Processing E:/work/MS_project_2/data/new_pdfs\2025년 1차 대구경북 청년매입임대 입주자 모집 공고문.pdf...
Processing E:/work/MS_project_2/data/new_pdfs\2025년1차청년매입임대입주자모집공고문(광주전남).pdf...
Processing E:/work/MS_project_2/data/new_pdfs\25년 1차 청년매입임대 입주자 모집 공고문(강원지역본부).pdf...
Processing E:/work/MS_project_2/data/new_pdfs\25년1차청년매입임대입주자모집공고문.pdf...
Processing E:/work/MS_project_2/data/new_pdfs\아츠스테이영등포_입주자모집공고문.pdf...


### 임베딩 객체 생성

In [2]:
len(all_docs)

835

In [None]:
import os
import uuid
from langchain_openai import AzureOpenAIEmbeddings
from langchain_community.vectorstores import AzureSearch

# ✅ 임베딩 객체 생성
embedding_api_key = ""
embedding_endpoint = ""
embedding_api_version = "2024-02-15-preview"
embedding_deployment = "text-embedding-3-small"

os.environ.pop("OPENAI_API_BASE", None)
os.environ.pop("BASE_URL", None)

embedding = AzureOpenAIEmbeddings(
    api_key=embedding_api_key,
    azure_endpoint=embedding_endpoint,
    model=embedding_deployment,
    openai_api_version=embedding_api_version
)

### 빈 인덱스 생성

In [None]:
from azure.core.credentials import AzureKeyCredential
from azure.search.documents.indexes import SearchIndexClient
from azure.search.documents.indexes.models import (
    SearchIndex, SimpleField, SearchField, SearchFieldDataType,
    VectorSearch, HnswAlgorithmConfiguration, VectorSearchAlgorithmKind,
    VectorSearchProfile
)

ai_search_endpoint = ""
ai_search_api_key = ""
ai_search_index_name = "new_pdf_all_index"
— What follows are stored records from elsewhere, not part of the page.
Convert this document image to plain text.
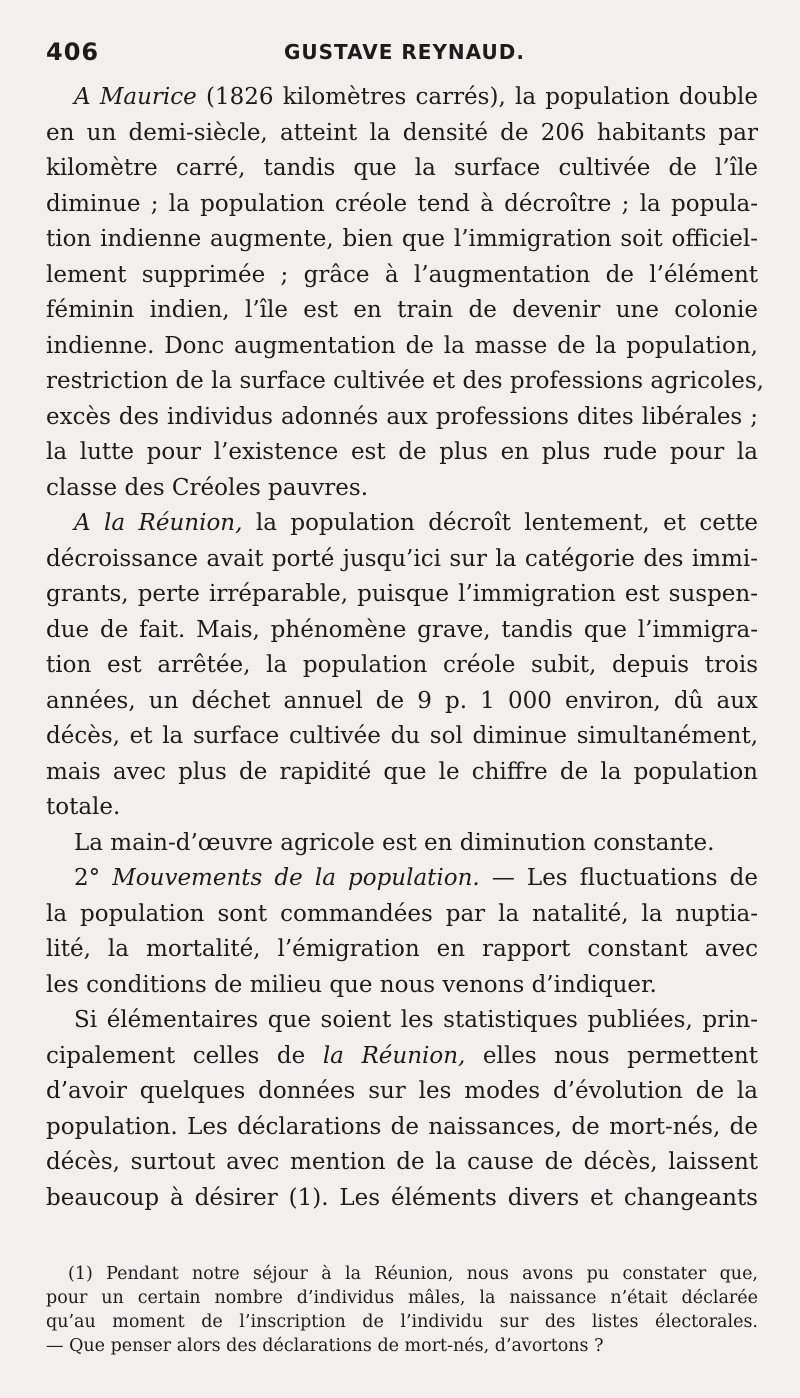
406	GUSTAVE REYNAUD.
A Maurice (1826 kilomètres carrés), la population double
en un demi-siècle, atteint la densité de 206 habitants par
kilomètre carré, tandis que la surface cultivée de l’île
diminue ; la population créole tend à décroître ; la popula-
tion indienne augmente, bien que l’immigration soit officiel-
lement supprimée ; grâce à l’augmentation de l’élément
féminin indien, l’île est en train de devenir une colonie
indienne. Donc augmentation de la masse de la population,
restriction de la surface cultivée et des professions agricoles,
excès des individus adonnés aux professions dites libérales ;
la lutte pour l’existence est de plus en plus rude pour la
classe des Créoles pauvres.
A la Réunion, la population décroît lentement, et cette
décroissance avait porté jusqu’ici sur la catégorie des immi-
grants, perte irréparable, puisque l’immigration est suspen-
due de fait. Mais, phénomène grave, tandis que l’immigra-
tion est arrêtée, la population créole subit, depuis trois
années, un déchet annuel de 9 p. 1 000 environ, dû aux
décès, et la surface cultivée du sol diminue simultanément,
mais avec plus de rapidité que le chiffre de la population
totale.
La main-d’œuvre agricole est en diminution constante.
2° Mouvements de la population. — Les fluctuations de
la population sont commandées par la natalité, la nuptia-
lité, la mortalité, l’émigration en rapport constant avec
les conditions de milieu que nous venons d’indiquer.
Si élémentaires que soient les statistiques publiées, prin-
cipalement celles de la Réunion, elles nous permettent
d’avoir quelques données sur les modes d’évolution de la
population. Les déclarations de naissances, de mort-nés, de
décès, surtout avec mention de la cause de décès, laissent
beaucoup à désirer (1). Les éléments divers et changeants
(1) Pendant notre séjour à la Réunion, nous avons pu constater que,
pour un certain nombre d’individus mâles, la naissance n’était déclarée
qu’au moment de l’inscription de l’individu sur des listes électorales.
— Que penser alors des déclarations de mort-nés, d’avortons ?
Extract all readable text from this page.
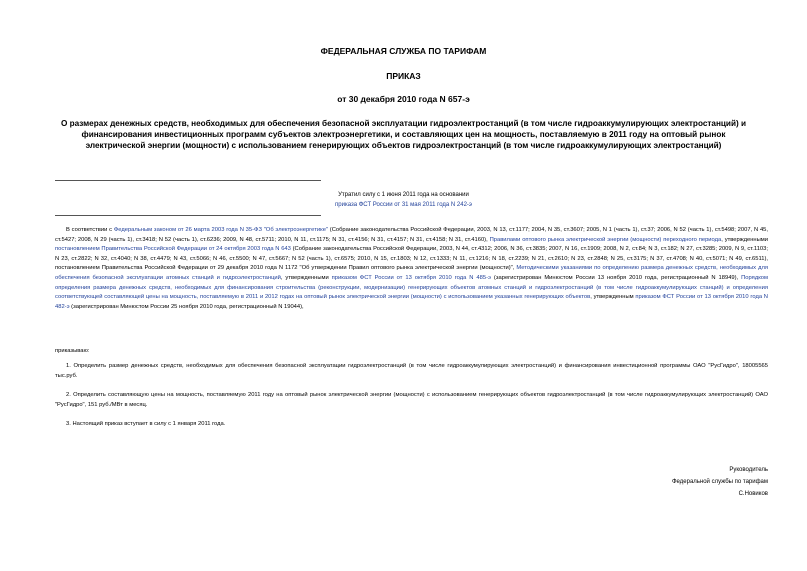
ФЕДЕРАЛЬНАЯ СЛУЖБА ПО ТАРИФАМ
ПРИКАЗ
от 30 декабря 2010 года N 657-э
О размерах денежных средств, необходимых для обеспечения безопасной эксплуатации гидроэлектростанций (в том числе гидроаккумулирующих электростанций) и финансирования инвестиционных программ субъектов электроэнергетики, и составляющих цен на мощность, поставляемую в 2011 году на оптовый рынок электрической энергии (мощности) с использованием генерирующих объектов гидроэлектростанций (в том числе гидроаккумулирующих электростанций)
Утратил силу с 1 июня 2011 года на основании
приказа ФСТ России от 31 мая 2011 года N 242-э
В соответствии с Федеральным законом от 26 марта 2003 года N 35-ФЗ "Об электроэнергетике" (Собрание законодательства Российской Федерации, 2003, N 13, ст.1177; 2004, N 35, ст.3607; 2005, N 1 (часть 1), ст.37; 2006, N 52 (часть 1), ст.5498; 2007, N 45, ст.5427; 2008, N 29 (часть 1), ст.3418; N 52 (часть 1), ст.6236; 2009, N 48, ст.5711; 2010, N 11, ст.1175; N 31, ст.4156; N 31, ст.4157; N 31, ст.4158; N 31, ст.4160), Правилами оптового рынка электрической энергии (мощности) переходного периода, утвержденными постановлением Правительства Российской Федерации от 24 октября 2003 года N 643 (Собрание законодательства Российской Федерации, 2003, N 44, ст.4312; 2006, N 36, ст.3835; 2007, N 16, ст.1909; 2008, N 2, ст.84; N 3, ст.182; N 27, ст.3285; 2009, N 9, ст.1103; N 23, ст.2822; N 32, ст.4040; N 38, ст.4479; N 43, ст.5066; N 46, ст.5500; N 47, ст.5667; N 52 (часть 1), ст.6575; 2010, N 15, ст.1803; N 12, ст.1333; N 11, ст.1216; N 18, ст.2239; N 21, ст.2610; N 23, ст.2848; N 25, ст.3175; N 37, ст.4708; N 40, ст.5071; N 49, ст.6511), постановлением Правительства Российской Федерации от 29 декабря 2010 года N 1172 "Об утверждении Правил оптового рынка электрической энергии (мощности)", Методическими указаниями по определению размера денежных средств, необходимых для обеспечения безопасной эксплуатации атомных станций и гидроэлектростанций, утвержденными приказом ФСТ России от 13 октября 2010 года N 485-э (зарегистрирован Минюстом России 13 ноября 2010 года, регистрационный N 18949), Порядком определения размера денежных средств, необходимых для финансирования строительства (реконструкции, модернизации) генерирующих объектов атомных станций и гидроэлектростанций (в том числе гидроаккумулирующих станций) и определения соответствующей составляющей цены на мощность, поставляемую в 2011 и 2012 годах на оптовый рынок электрической энергии (мощности) с использованием указанных генерирующих объектов, утвержденным приказом ФСТ России от 13 октября 2010 года N 482-э (зарегистрирован Минюстом России 25 ноября 2010 года, регистрационный N 19044),
приказываю:
1. Определить размер денежных средств, необходимых для обеспечения безопасной эксплуатации гидроэлектростанций (в том числе гидроаккумулирующих электростанций) и финансирования инвестиционной программы ОАО "РусГидро", 18005565 тыс.руб.
2. Определить составляющую цены на мощность, поставляемую 2011 году на оптовый рынок электрической энергии (мощности) с использованием генерирующих объектов гидроэлектростанций (в том числе гидроаккумулирующих электростанций) ОАО "РусГидро", 151 руб./МВт в месяц.
3. Настоящий приказ вступает в силу с 1 января 2011 года.
Руководитель
Федеральной службы по тарифам
С.Новиков
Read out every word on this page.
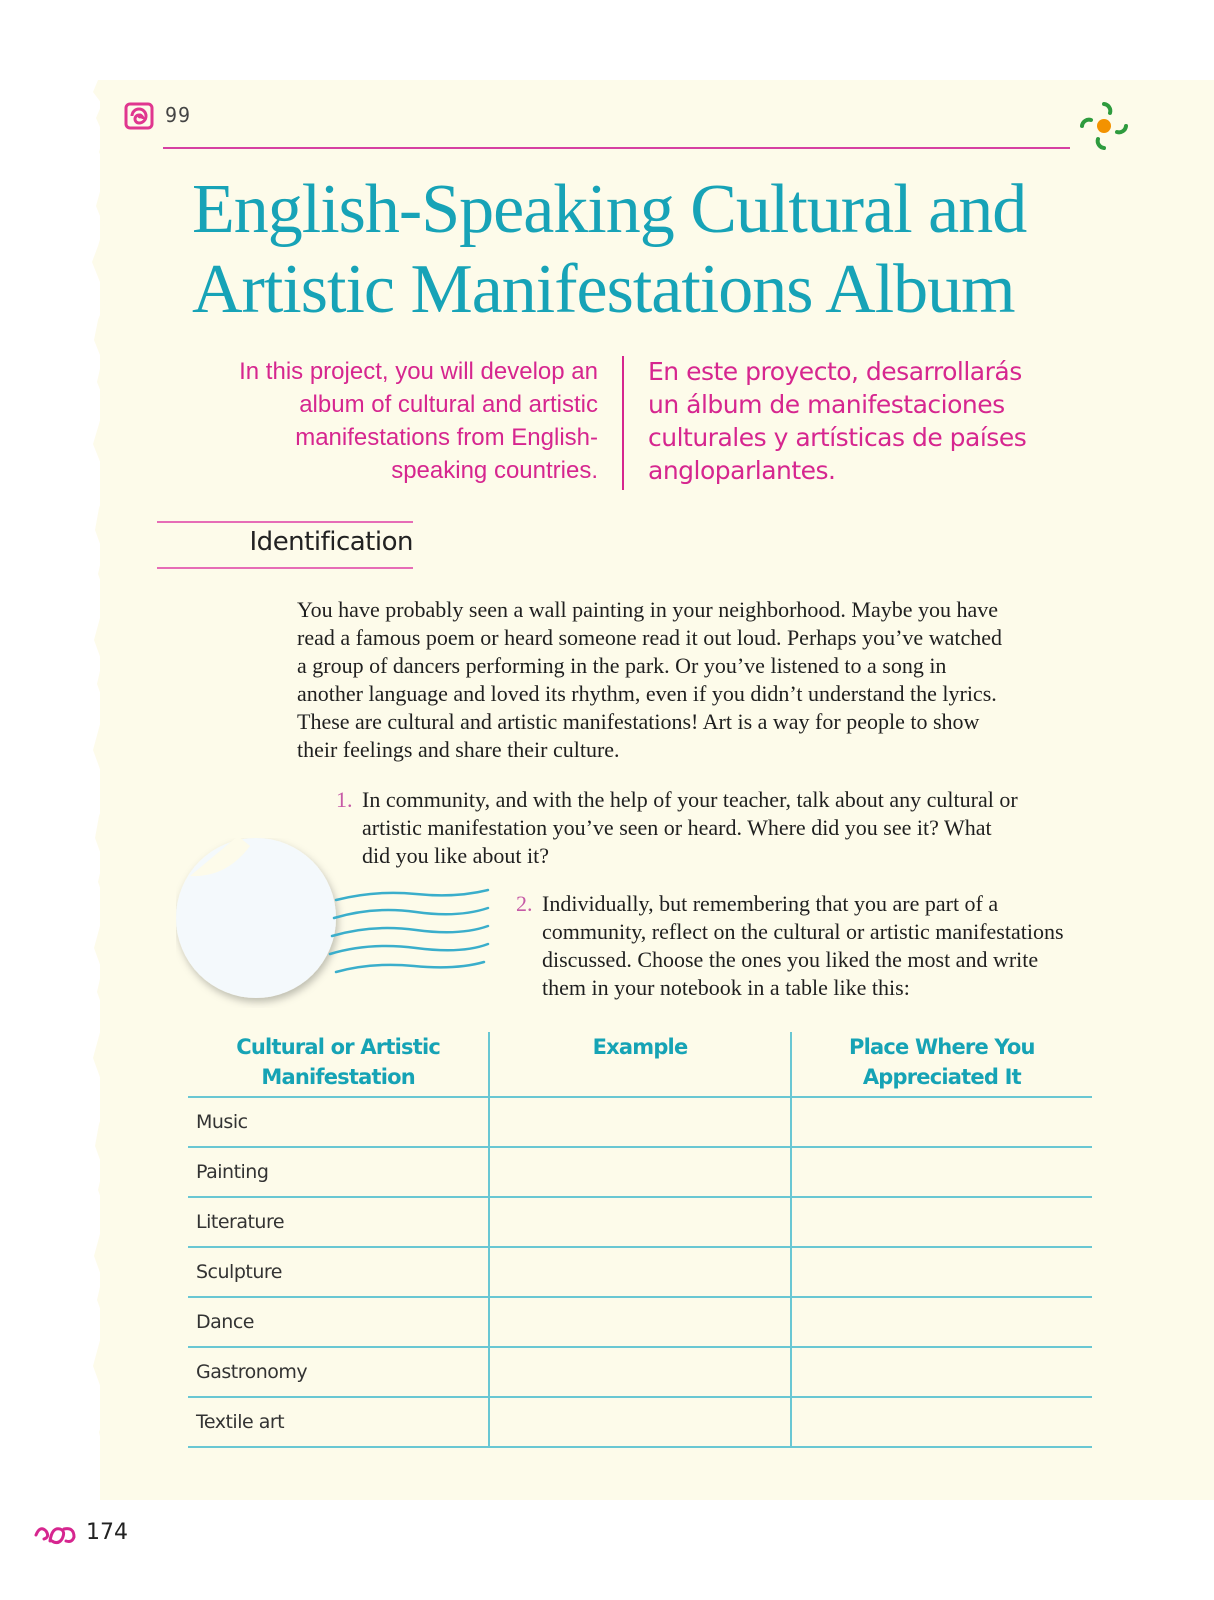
99
English-Speaking Cultural and Artistic Manifestations Album
In this project, you will develop an album of cultural and artistic manifestations from English-speaking countries.
En este proyecto, desarrollarás un álbum de manifestaciones culturales y artísticas de países angloparlantes.
Identification

You have probably seen a wall painting in your neighborhood. Maybe you have read a famous poem or heard someone read it out loud. Perhaps you’ve watched a group of dancers performing in the park. Or you’ve listened to a song in another language and loved its rhythm, even if you didn’t understand the lyrics. These are cultural and artistic manifestations! Art is a way for people to show their feelings and share their culture.

1. In community, and with the help of your teacher, talk about any cultural or artistic manifestation you’ve seen or heard. Where did you see it? What did you like about it?
2. Individually, but remembering that you are part of a community, reflect on the cultural or artistic manifestations discussed. Choose the ones you liked the most and write them in your notebook in a table like this:
Cultural or Artistic Manifestation	Example	Place Where You Appreciated It
Music		
Painting		
Literature		
Sculpture		
Dance		
Gastronomy		
Textile art		
174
index_client = SearchIndexClient(
    endpoint=ai_search_endpoint,
    credential=AzureKeyCredential(ai_search_api_key)
)

embedding_dim = 1536

fields = [
    SimpleField(name="id", type=SearchFieldDataType.String, key=True),
    SearchField(name="content", type=SearchFieldDataType.String, searchable=True),
    SearchField(name="source", type=SearchFieldDataType.String, searchable=True, filterable=True),
    SearchField(
        name="embedding",
        type=SearchFieldDataType.Collection(SearchFieldDataType.Single),
        searchable=True,
        vector_search_dimensions=embedding_dim,
        vector_search_profile_name="default"
    )
]

vector_search = VectorSearch(
    profiles=[VectorSearchProfile(name="default", algorithm_configuration_name="my-algorithm")],
    algorithms=[HnswAlgorithmConfiguration(name="my-algorithm", kind=VectorSearchAlgorithmKind.HNSW)]
)

index = SearchIndex(
    name=ai_search_index_name,
    fields=fields,
    vector_search=vector_search
)

# ✅ 인덱스 재생성
if ai_search_index_name in [i.name for i in index_client.list_indexes()]:
    index_client.delete_index(ai_search_index_name)
index_client.create_index(index)
print("✅ Azure Search 인덱스 생성 완료")

✅ Azure Search 인덱스 생성 완료


### 벡터스토어 객체 생성 및 임베딩

In [5]:
vectorstore = AzureSearch(
    azure_search_endpoint=ai_search_endpoint,
    azure_search_key=ai_search_api_key,
    index_name=ai_search_index_name,
    embedding_function=lambda x: x  # 더미 함수로 에러 방지
)


### 배치 단위로 업로드

In [None]:
from langchain.schema import Document
import time

# ✅ 전체 리스트 준비
texts = [doc.page_content for doc in all_docs]
metadatas = [{"source": doc.metadata.get("source", "")} for doc in all_docs]
ids = [str(uuid.uuid4()) for _ in all_docs]

# ✅ 배치 처리 (예: 100개씩)
batch_size = 100

for start in range(0, len(texts), batch_size):
    end = start + batch_size
    batch_texts = texts[start:end]
    batch_metadatas = metadatas[start:end]
    batch_ids = ids[start:end]

    # ✅ 임베딩 (429 오류 방지를 위해 sleep 추가해도 됨)
    try:
        batch_embeddings = embedding.embed_documents(batch_texts)
    except Exception as e:
        print(f"❌ 임베딩 에러 발생: {e}")
        break

    # ✅ 업로드용 Azure 포맷 구성
    docs_to_upload = []
    for i in range(len(batch_texts)):
        docs_to_upload.append({
            "id": batch_ids[i],
            "content": batch_texts[i],
            "source": batch_metadatas[i]["source"],
            "embedding": batch_embeddings[i]
        })

    # ✅ Azure Search 업로드
    from azure.search.documents import SearchClient, IndexDocumentsBatch
    from azure.core.credentials import AzureKeyCredential

    search_client = SearchClient(
        endpoint=ai_search_endpoint,
        index_name=ai_search_index_name,
        credential=AzureKeyCredential(ai_search_api_key)
    )

    batch = IndexDocumentsBatch()
    batch.add_upload_actions(docs_to_upload)

    try:
        search_client.index_documents(batch=batch)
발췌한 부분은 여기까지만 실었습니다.